What makes an excellent course?
The 2013 conference shared practice in creating and delivering an excellent course experience for students – the nuts and bolts, bells and whistles.
The day was organised around the themes of:
- Course identity – How does the course create a sense of belonging and a sense of transformation? This theme explores the value of course identity for students and staff and how this can be developed to promote engagement, build engagement, professionalism and disciplinary knowledge. This theme will receive proposals that address ideas of community, especially where practice and initiatives make connections across modules and enhance employability.
- Credibility – Credibility and course authenticity relate to the perceptions and experiences of students, staff, employers and professionals. The theme embraces ideas of authenticity, reliability and quality. Relevance, meaning and usefulness, especially in relation to professional practice and employability will characterise the proposals for this theme.
- Supporting students – This theme will describe how students experience the course, transition into, through and out of it, and accommodates a lifewide and lifelong approach to the student experience. Submissions will include accounts of good and emerging support strategies, as well as curriculum designs that peer learning and mentoring for students, for example.
- The technology-enhanced course – This theme explores how technology can be used to enhance student engagement in their course. For example, the theme will present examples of innovative practice in using Blackboard, Collaborate, social media, mobile and smart technologies, technology-enhanced feedback, especially in ways that help to establish a strong course experience for students and staff.
Keynote Speaker: Graham Gibbs
Graham Gibbs referred to his two reports Dimensions of Quality and the Implications of ‘Dimensions of Quality’ in a market environment. He also recommended Chickering and Gamson’s “Seven principles of good practice in undergraduate education”
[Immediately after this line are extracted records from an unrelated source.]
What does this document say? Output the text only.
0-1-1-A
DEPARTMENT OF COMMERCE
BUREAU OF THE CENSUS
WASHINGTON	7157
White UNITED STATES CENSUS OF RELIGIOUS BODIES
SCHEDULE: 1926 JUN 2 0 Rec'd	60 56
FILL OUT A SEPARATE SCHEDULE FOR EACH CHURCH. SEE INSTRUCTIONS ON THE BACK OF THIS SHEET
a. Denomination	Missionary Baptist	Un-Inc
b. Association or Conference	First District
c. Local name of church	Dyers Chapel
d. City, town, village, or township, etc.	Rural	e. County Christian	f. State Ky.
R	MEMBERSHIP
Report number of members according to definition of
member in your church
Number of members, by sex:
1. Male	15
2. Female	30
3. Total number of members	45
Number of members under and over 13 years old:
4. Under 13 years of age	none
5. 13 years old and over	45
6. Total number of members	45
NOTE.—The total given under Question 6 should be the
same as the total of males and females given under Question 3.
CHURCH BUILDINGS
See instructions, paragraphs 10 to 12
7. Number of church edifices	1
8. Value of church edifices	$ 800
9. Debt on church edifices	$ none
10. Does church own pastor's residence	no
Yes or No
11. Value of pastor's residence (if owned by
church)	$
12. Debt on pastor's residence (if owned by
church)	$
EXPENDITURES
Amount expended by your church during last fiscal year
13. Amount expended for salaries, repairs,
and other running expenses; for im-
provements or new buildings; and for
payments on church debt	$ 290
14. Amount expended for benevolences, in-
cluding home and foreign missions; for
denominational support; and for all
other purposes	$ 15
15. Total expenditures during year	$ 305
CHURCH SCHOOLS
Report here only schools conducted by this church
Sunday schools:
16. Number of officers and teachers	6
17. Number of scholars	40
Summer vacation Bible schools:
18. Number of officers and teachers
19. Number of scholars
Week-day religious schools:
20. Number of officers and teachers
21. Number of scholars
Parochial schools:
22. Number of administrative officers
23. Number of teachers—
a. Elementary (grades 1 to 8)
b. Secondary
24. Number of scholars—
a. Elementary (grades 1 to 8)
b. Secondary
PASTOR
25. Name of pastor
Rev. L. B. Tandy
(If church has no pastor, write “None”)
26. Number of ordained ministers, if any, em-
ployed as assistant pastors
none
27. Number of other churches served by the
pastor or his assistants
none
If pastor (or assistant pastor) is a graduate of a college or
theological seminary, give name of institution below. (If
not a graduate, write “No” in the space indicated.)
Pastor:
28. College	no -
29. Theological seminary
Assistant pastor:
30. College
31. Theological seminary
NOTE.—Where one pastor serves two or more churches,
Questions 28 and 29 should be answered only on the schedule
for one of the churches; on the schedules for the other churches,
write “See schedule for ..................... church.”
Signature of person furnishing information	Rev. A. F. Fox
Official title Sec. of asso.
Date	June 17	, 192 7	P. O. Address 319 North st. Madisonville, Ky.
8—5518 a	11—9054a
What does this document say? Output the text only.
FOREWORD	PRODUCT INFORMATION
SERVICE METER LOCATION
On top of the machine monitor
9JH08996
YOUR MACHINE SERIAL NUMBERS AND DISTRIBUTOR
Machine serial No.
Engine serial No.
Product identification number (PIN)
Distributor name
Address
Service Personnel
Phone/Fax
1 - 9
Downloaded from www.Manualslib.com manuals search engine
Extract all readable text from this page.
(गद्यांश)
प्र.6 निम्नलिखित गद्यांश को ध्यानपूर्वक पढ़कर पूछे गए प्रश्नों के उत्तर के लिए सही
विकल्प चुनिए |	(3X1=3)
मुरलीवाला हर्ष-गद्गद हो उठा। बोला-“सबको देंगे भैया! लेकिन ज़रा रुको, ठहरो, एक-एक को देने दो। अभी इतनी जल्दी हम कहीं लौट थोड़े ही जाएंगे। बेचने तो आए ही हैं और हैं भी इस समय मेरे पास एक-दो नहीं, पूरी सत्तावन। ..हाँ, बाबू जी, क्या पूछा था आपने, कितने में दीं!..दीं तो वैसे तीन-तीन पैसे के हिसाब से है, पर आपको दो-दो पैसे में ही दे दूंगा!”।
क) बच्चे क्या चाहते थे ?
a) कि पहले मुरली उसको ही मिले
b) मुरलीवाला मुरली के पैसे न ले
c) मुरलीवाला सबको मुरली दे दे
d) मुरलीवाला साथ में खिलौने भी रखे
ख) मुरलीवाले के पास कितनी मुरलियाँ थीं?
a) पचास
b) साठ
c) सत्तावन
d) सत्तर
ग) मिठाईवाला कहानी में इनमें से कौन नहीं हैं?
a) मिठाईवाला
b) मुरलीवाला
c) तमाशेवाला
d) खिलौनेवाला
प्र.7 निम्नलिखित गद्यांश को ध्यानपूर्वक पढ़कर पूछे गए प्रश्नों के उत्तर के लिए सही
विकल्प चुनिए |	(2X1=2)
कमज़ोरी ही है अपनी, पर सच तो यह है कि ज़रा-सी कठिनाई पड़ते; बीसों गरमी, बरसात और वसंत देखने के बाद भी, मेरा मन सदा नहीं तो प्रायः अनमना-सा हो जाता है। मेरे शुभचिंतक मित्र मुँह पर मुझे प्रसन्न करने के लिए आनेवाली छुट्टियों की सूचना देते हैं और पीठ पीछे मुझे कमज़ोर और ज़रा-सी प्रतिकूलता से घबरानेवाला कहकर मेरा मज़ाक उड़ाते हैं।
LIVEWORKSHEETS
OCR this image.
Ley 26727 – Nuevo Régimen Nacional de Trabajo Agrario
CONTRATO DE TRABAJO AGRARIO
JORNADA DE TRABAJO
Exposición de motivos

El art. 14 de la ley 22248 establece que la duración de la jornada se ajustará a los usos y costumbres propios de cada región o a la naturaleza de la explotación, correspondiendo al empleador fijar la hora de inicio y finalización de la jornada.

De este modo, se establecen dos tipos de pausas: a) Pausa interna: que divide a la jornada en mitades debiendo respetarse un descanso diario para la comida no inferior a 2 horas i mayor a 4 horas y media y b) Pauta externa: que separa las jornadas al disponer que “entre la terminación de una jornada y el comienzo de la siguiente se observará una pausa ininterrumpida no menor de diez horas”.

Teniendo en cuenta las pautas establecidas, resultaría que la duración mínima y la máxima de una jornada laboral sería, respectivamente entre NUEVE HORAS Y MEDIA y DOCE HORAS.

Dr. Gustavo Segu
If we want to improve our courses, what should we be paying attention to, and how should we go about making changes?
This talk is based around two national reports Prof. Gibbs was commissioned to write. The first, ‘Dimensions of Quality’, reviewed educational literature to identify which variables are known to have an impact on how much students learn – and which variables have no impact, or are uninterpretable. If universities wish to succeed in the current higher education market driven by quality indicators then it helps to know which indicators are valid and which are not. The second report examined the way English universities are currently behaving in this market, what change processes they are adopting, and which of these appear to be succeeding … and failing. There is currently more effort expended on the improvement of teaching – or at least of NSS scores – than ever before, but not all of this effort appears to be productive. The two reports are being used by universities to orient teaching and learning improvement efforts, and by the government to modify the way the market is operating by adopting better performance indicators.
Graham Gibbs retired from his position as Professor and Director of the Oxford Learning Institute, University of Oxford, in 2008. His research has encompassed the effects of class size on student learning, whether training university teachers makes any difference, and how departments and universities become better at teaching. He has led a series of national and international teaching development initiatives since the 1980’s – his most recent being the TESTA project that improves student learning by changing assessment regimes at programme level, now used by many universities globally. He was awarded an Honorary Doctorate by Sheffield Hallam University in 1998, and by the University of Utrecht in 2006, for his leadership of the improvement of university teaching. He is currently a (very part time) Professor at the University of Winchester where he is supporting the involvement of students in the evaluation and improvement of teaching.